The Life of JOSEPH WARD, a Footpad
There are some persons who are unhappy, even from their cradles, and though every man is said to be born to a mixture of good and evil fortune, yet these seem to reap nothing from their birth but an entry into woe, and a passage to misery.
This unhappy man we are now speaking of, Joseph Ward, is a strong instance of this, for being the son of travelling people, he scarce knew either the persons to whom he owed his birth, or the place where he was born. However, they found a way to instruct him well enough to read, and that so well that it was afterwards of great use to him, in the most miserable state of his life.
He rambled about with his father and mother until the age of fourteen, when they dying, he was left to the wide world, with nothing to provide for himself but his wits; so that he was almost under necessity of going into a gang of gipsies that passed by that part of the country where he was. These gipsies taught him all their arts of living, and it happened that the crew he got into were not of the worst sort either, for they maintained themselves rather by the credulity of the country folks, than by the ordinary practices of those sort of people, stealing of poultry and robbing hedges of what linen people are careless enough to leave there. I shall have another and more proper occasion to give my readers the history of this sort of people, who were anciently formidable enough to deserve an especial Act of Parliament[[55]] altered and amended in several reigns for banishing them from the Kingdom.
But to go on with the story of Ward; disliking this employment, he took occasion, when they came into Buckinghamshire, to leave them at a common by Gerrard's Cross, and come up to London. When he came here, he was still in the same state, not knowing what to do to get bread. At last he bethought himself of the sea, and prevailed on a captain to take with him a pretty long voyage. He behaved himself so well in his passage, that his master took him with him again, and used him very kindly; but he dying, Ward was again put to his shifts, though on his arrival in England he brought with him near 30 guineas to London.
He look up lodgings near the Iron Gate at St. Catherine's, and taking a walk one evening on Tower Wharf, he there met with a young woman, who after much shyness suffered him to talk to her. They met there a second and a third time. She said she was niece to a pewterer of considerable circumstances, not far from Tower Hill, who had promised, and was able to give her five hundred pounds; but the fear of disobliging him by marriage, hindered her from thinking of becoming a wife without his approbation of her spouse.

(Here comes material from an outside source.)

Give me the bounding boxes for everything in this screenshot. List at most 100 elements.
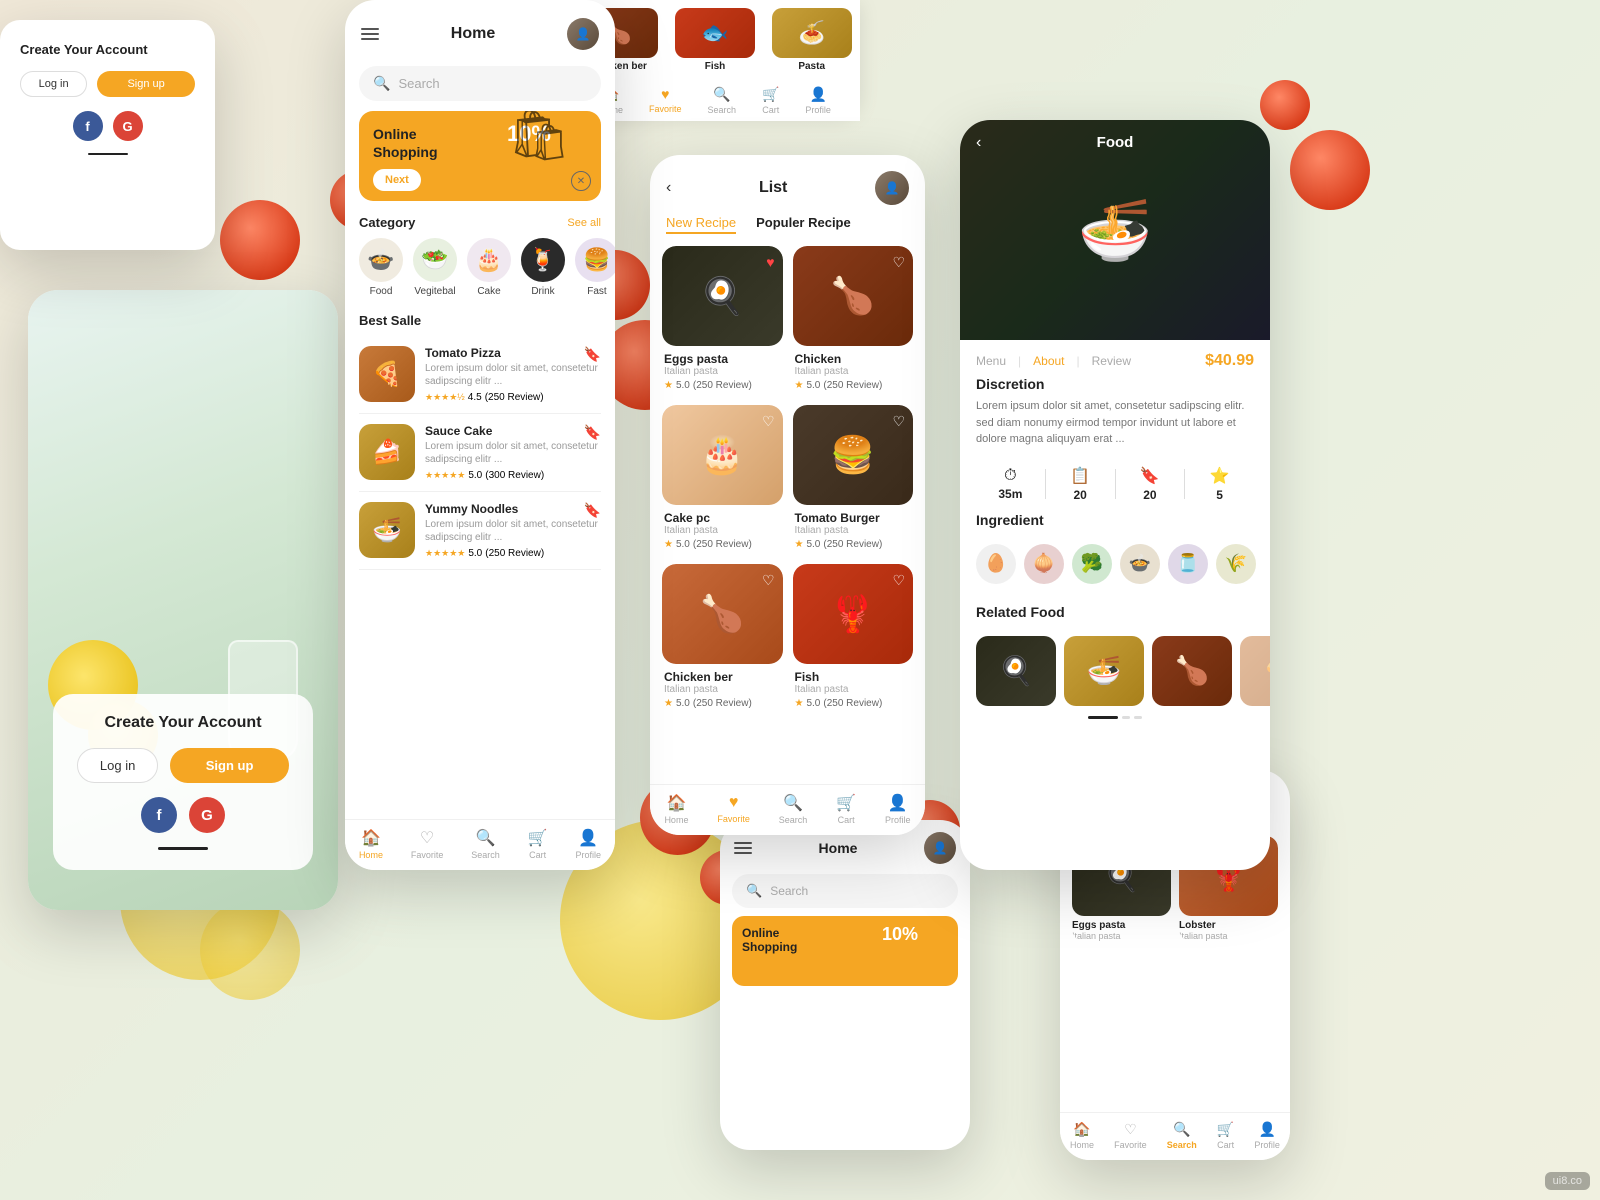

These difficulties made poor Ward imagine that if he could once persuade the woman to marriage, he should soon mollify the heart of her relation, and so become happy at once. With a great deal to do, Madam was prevailed upon to consent, and going to the Fleet they were there married, and soon returned to St. Catherine's, to new lodgings which Ward had taken, where he had proposed to continue a day or two and then wait upon the uncle.

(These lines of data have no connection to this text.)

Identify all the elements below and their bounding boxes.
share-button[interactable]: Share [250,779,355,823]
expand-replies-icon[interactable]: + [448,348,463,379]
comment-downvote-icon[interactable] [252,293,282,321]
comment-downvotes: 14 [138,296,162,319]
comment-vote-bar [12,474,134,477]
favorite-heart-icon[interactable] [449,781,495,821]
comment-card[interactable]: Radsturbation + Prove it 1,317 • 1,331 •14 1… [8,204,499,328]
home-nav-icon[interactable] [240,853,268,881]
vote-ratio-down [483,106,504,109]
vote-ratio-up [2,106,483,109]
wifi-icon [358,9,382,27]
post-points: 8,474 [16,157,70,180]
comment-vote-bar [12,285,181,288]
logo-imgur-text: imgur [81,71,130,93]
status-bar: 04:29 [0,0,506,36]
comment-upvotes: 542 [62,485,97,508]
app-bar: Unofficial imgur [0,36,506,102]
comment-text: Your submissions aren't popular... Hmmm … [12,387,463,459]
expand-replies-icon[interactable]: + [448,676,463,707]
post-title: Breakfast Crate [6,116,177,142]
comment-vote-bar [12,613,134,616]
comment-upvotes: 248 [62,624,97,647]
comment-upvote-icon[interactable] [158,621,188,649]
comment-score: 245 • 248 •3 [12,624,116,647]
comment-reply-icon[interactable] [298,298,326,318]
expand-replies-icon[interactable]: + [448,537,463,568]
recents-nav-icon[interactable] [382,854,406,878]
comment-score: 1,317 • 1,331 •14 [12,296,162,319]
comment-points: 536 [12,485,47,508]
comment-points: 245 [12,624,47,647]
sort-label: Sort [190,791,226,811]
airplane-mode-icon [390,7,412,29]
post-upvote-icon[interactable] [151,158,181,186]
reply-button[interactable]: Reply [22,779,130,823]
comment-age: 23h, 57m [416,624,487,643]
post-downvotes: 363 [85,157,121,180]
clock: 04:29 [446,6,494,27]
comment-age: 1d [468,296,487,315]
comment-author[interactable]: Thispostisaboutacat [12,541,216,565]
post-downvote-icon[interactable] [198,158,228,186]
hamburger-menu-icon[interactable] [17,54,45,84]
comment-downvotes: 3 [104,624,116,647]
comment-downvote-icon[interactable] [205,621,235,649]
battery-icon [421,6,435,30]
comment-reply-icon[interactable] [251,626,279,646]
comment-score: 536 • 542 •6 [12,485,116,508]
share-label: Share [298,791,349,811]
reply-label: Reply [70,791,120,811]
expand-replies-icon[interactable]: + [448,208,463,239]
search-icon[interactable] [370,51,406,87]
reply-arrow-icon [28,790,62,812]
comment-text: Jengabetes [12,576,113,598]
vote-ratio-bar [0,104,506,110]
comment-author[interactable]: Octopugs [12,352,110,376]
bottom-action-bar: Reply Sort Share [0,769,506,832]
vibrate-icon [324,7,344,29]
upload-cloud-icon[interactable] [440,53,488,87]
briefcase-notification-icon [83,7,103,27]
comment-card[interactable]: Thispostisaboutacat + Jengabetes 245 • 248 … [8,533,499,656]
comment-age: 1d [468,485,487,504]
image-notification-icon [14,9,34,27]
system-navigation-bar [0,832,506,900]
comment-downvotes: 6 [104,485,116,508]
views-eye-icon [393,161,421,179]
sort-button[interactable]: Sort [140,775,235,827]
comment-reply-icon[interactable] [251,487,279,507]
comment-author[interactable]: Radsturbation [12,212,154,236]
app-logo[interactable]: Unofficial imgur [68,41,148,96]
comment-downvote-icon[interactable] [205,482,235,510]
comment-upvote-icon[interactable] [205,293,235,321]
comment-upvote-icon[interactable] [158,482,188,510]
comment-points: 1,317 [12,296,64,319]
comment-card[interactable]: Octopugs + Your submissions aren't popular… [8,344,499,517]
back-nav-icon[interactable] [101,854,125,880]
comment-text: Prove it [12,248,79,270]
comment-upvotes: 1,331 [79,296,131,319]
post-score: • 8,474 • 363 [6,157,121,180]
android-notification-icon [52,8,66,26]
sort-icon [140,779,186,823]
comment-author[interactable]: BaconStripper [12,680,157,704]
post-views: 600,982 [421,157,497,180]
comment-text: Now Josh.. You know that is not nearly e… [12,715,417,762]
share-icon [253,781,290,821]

Never man was in his own opinion more happy than Joseph Ward in his new wife, but alas! all human happiness is fleeting and uncertain, especially when it depends in any degree upon a woman. The very next morning after their wedding, Madam prevailed on him to slip on an old coat and take a walk by the house which she had shown him for her uncle's. He was no sooner out of doors, but she gave the sign to some of her accomplices, who in a quarter of an hour's time helped her to strip the lodging not only of all which belonged to Ward, but of some things of value that belonged to the people of the house. They were scarce out of doors before Ward returned, who finding his wife gone and the room stripped, set up such an outcry as alarmed all the people in the house.
Instead of being concerned at Joseph's loss they clamoured at their own, and told him in so many words that if he did not find the woman, or make them reparation for their goods, they would send him to Newgate. But alas! it was neither in Ward's power to do one, nor the other. Upon which the people were as good as their word, for they sent for a constable and had him before a Justice. There the whole act appearing, the justice discharged him and told them they must take their remedy against him at the Common Law. Upon this Ward took the advantage and made off, but taking to drinking to drive away the sorrows that encompassed him, he at last fell into ill-company, and by them was prevailed on to join in doing evil actions to get money. He had been but a short time at this trade, before he committed the fact for which he died.